Tener dieciséis años y participar activamente en política es una actividad notable, en tanto que requiere de valor y agallas. “El estado debe garantizar en sus tres niveles el acceso a un transporte público, eficiente y diferencial para lxs usuarixs que lo precisen, porque es un derecho humano trascendental” sentencia Guillermo Navarro, recién salido del aula y mate por medio. Mientras me cuenta sobre las consecuencias negativas de la reelección de Gustavo Genusso en la intendencia barilochense, del fraccionamiento que sufre el peronismo y el desvío de fondos públicos en obras improductivas como la ecotasa, me explica que el boleto estudiantil es una victoria conquistada en 2012 por la Coordinadora de Escuelas Secundarias, que nuclea a escuelas de Bariloche y Dina Huapi, ordenanza que fue ratificada y aprobada en 2018. “el 01 de octubre es la audiencia pública para aplicar el aumento en las tarifas a $41. Ya con el pasaje a $27 hay gente que tiene que caminar, con este aumento no me quiero imaginar”. En el marco de una crisis económica, política y económica a nivel nacional, la empresa Mi Bus es la única prestadora del servicio público de transporte en una ciudad de más de cien mil habitantes, y este ajuste afectaría negativamente el bolsillo de lxs usuarixs. ” Hubo aumentos del 1000% entre 2005 y 2017. Mi Bus es una empresa monopólica que no cumple con las frecuencias o las recorta, y las medidas del municipio sólo favorecen a la empresa. Realmente es absurdo. Veo como se le pone la cara a la gente cuando no tiene para un boleto y es indignante” dice con suma preocupación Guillermo Navarro.

Desde la Multisectorial por el Transporte Público en Bariloche advierten las consecuencias que pueden tener estos aumentos en caso de ser aplicados.

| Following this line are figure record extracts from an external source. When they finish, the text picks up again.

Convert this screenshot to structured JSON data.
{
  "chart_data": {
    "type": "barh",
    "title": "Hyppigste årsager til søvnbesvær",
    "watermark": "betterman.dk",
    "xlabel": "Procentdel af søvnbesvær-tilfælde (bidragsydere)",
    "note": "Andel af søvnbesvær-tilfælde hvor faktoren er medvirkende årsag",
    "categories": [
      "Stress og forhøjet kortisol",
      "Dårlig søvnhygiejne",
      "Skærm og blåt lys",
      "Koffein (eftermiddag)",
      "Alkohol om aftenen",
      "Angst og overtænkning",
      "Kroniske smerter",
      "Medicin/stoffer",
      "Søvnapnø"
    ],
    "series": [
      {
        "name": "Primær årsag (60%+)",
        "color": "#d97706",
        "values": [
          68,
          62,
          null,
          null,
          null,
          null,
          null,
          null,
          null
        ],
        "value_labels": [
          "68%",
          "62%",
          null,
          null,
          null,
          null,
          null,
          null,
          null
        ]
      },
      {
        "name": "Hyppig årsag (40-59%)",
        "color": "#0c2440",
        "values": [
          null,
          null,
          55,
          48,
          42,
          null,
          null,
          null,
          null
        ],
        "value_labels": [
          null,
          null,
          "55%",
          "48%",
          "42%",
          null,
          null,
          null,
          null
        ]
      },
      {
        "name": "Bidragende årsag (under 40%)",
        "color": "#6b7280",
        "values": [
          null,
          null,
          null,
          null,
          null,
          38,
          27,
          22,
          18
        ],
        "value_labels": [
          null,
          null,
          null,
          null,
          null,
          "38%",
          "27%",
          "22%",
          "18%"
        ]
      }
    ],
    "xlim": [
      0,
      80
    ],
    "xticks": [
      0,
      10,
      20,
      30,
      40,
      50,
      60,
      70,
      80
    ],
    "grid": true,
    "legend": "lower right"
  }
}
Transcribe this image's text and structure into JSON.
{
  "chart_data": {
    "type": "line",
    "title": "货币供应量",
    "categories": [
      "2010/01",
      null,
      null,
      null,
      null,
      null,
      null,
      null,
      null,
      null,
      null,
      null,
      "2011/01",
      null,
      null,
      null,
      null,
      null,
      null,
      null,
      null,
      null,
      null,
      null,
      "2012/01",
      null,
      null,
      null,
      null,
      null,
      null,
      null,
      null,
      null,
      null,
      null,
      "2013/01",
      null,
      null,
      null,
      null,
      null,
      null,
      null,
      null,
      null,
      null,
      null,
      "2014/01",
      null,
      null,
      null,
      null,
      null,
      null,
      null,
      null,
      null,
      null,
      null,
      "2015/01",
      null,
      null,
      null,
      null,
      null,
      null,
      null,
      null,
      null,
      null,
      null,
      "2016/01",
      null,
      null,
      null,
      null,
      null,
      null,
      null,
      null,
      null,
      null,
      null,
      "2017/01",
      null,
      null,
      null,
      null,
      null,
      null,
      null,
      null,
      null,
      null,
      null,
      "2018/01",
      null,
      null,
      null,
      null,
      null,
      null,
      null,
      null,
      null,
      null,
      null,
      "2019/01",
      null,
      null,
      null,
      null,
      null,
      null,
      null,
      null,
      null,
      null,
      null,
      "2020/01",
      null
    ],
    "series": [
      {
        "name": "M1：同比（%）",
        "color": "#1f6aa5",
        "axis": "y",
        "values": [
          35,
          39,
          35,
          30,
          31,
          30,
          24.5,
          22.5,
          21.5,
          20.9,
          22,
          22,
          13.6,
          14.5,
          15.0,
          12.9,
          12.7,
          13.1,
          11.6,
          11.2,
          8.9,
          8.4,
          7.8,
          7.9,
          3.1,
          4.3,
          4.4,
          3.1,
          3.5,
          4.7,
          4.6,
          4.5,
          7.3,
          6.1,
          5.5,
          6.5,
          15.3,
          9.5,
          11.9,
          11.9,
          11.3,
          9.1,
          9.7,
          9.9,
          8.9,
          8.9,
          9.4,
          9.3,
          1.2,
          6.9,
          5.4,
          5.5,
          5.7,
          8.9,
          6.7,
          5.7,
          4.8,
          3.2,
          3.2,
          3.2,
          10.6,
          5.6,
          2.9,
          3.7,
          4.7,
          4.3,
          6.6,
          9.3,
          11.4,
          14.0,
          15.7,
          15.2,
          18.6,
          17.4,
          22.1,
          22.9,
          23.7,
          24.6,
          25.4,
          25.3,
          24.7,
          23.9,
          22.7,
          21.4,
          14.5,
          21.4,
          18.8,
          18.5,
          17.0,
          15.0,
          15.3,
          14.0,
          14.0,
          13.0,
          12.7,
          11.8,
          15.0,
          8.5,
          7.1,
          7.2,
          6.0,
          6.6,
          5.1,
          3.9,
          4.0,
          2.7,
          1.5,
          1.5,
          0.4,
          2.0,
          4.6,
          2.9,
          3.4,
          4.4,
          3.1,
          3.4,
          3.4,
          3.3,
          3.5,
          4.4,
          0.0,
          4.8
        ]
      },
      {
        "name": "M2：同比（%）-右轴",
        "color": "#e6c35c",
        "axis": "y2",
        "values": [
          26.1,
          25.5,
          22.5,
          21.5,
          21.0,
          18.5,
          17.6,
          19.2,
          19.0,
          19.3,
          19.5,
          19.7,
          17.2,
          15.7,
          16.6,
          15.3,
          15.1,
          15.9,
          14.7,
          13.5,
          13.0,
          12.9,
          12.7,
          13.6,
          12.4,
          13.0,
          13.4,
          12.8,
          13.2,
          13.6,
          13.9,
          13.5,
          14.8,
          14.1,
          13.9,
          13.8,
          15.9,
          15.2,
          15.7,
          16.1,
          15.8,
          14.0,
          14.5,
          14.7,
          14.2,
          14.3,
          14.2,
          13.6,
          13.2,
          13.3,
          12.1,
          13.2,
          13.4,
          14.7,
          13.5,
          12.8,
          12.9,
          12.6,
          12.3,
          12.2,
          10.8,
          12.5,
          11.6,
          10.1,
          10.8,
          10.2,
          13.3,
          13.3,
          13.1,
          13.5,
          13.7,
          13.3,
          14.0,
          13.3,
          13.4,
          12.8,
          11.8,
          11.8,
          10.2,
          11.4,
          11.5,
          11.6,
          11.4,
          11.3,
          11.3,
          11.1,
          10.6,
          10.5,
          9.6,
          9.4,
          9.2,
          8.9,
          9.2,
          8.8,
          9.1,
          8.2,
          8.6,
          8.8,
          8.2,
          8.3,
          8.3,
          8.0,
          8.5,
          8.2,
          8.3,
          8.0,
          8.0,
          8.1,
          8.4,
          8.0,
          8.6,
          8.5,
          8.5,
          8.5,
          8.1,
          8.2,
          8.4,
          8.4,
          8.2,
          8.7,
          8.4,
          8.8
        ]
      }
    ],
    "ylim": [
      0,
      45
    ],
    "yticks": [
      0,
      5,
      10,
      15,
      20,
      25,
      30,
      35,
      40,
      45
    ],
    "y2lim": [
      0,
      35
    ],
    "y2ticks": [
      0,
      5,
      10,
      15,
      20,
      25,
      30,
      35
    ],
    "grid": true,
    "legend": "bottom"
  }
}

En principio que la gente deje de utilizar los servicios de transporte, luego tener que elegir si comer o viajar en colectivo, y en tercer lugar trasladar el foco del conflicto hacia estudiantes y usuarixs, cuando en realidad es responsabilidad de la empresa y el municipio. “el municipio y la empresa dicen que los aumentos en la tarifa son por los boletos subvencionados. Lo que hay que discutir no es si los pibes que vamos a la escuela somos los culpables. El problema es que si aumentan el boleto puede que no nos afecte a nosotros, pero si a nuestras familias, y eso nos afecta directamente. Los fines de semana tenemos que pagar el pasaje normal, y no dejamos de ser estudiantes sábados y domingos” y también agrega “hay muchxs pibes que a veces no comen en sus casas, y lo único que comen es un té y un pancito en la escuela. Un pibe con hambre y con un boleto estudiantil recortado es un pibe que no va a la escuela, y lo que necesitamos más que nunca es que vaya

Terminando la entrevista, Guillermo se pregunta hace cuanto que Gustavo Genusso no viaja en colectivo. Yo no sé qué responderle, porque no lo vi nunca en ninguno de ellos.